Actuellement, seulement 16% de la surface de Madagascar est encore couverte de forêts naturelles et seuls 6 millions d’ha resteront boisés en 2015, indique le rapport de la FAO. Citant le document de la FAO, le journal local, Les Nouvelles, indique que les surfaces protégées habritant tous les éléments représentatifs de la biodiversité dans le pays représentent seulement 1,9% de l’ensemble du territoire.

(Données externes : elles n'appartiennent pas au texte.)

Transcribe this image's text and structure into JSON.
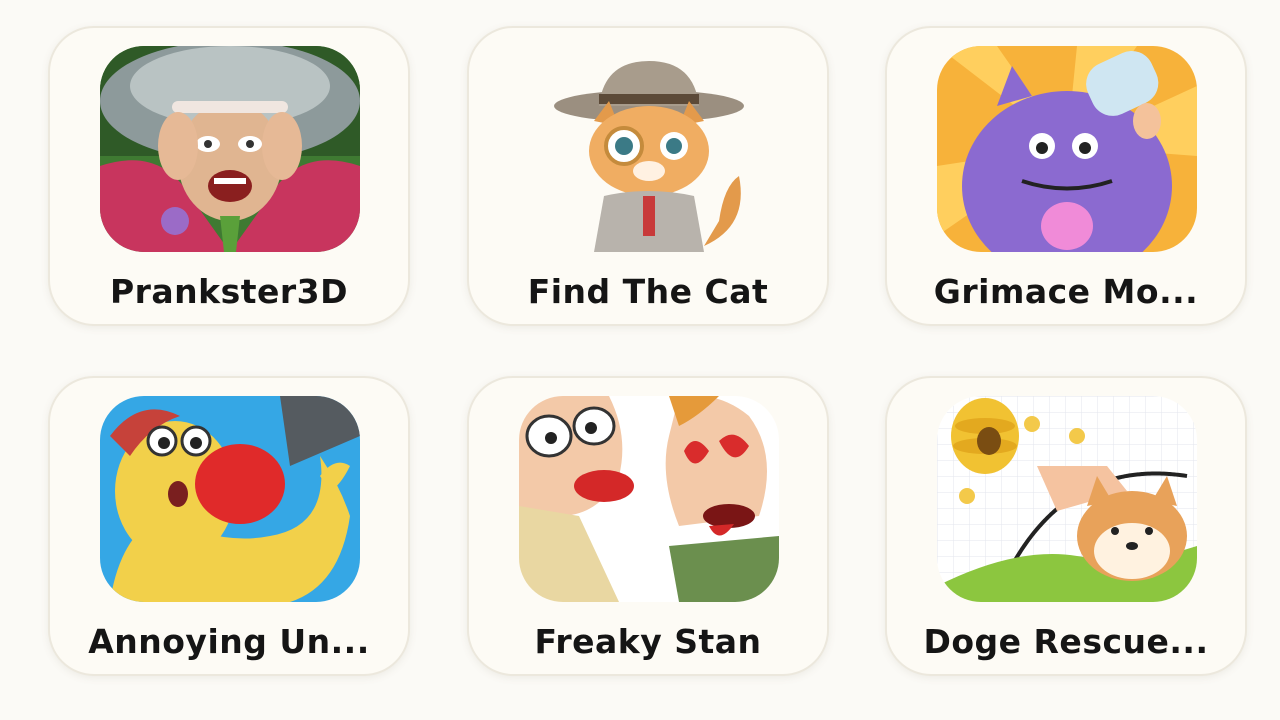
{
  "apps": [
    {
      "name": "Prankster3D",
      "icon": "angry-teacher-icon"
    },
    {
      "name": "Find The Cat",
      "icon": "detective-cat-icon"
    },
    {
      "name": "Grimace Mo...",
      "icon": "purple-monster-icon"
    },
    {
      "name": "Annoying Un...",
      "icon": "boxing-glove-icon"
    },
    {
      "name": "Freaky Stan",
      "icon": "kissing-cartoon-icon"
    },
    {
      "name": "Doge Rescue...",
      "icon": "shiba-dog-bee-icon"
    }
  ],
  "colors": {
    "background": "#fbfaf6",
    "card": "#fdfbf5",
    "text": "#151515"
  }
}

Pendants les dix dernières années, il y a eu une baisse continue de la qualité de l’environnement du pays, ainsi qu’une regression quantitative des formations naturelles, notamment la forêt primaire, habitat d’une grande partie de la faune et de la flore qui donne à l’île son caractère unique. L’érosion du sol entraîne une baisse de fertilité et un coût accru des entretiens d’infrastructures hydrauliques et routières, ainsi que des dommages sur les écosystèmes littoraux et marins.
La disparition des forêts représente une perte annuelle de 14, 1 à 40,7 millions de dollars américain pour l’économie malgache, ou 5% à 15% du Produit intérieur brut (PIB). En tant que moyen pour protéger l’environnement naturel de la grande île, la FAO propose de payer les agriculteurs pour la protection de l’environnement.
L’enjeu consiste à convaincre les agriculteurs de limiter les impacts négatifs de leur méthode de production tout en répondant à la demande croissante de produits alimentaires à l’intérieur ou à l’extérieur du pays. Un des principaux facteurs de dégradation de l’environnement dans le pays est le système du “Tavy”, une tradition basée sur le défrichement itinérant des forêts naturelles et la pratique des feux de brousse.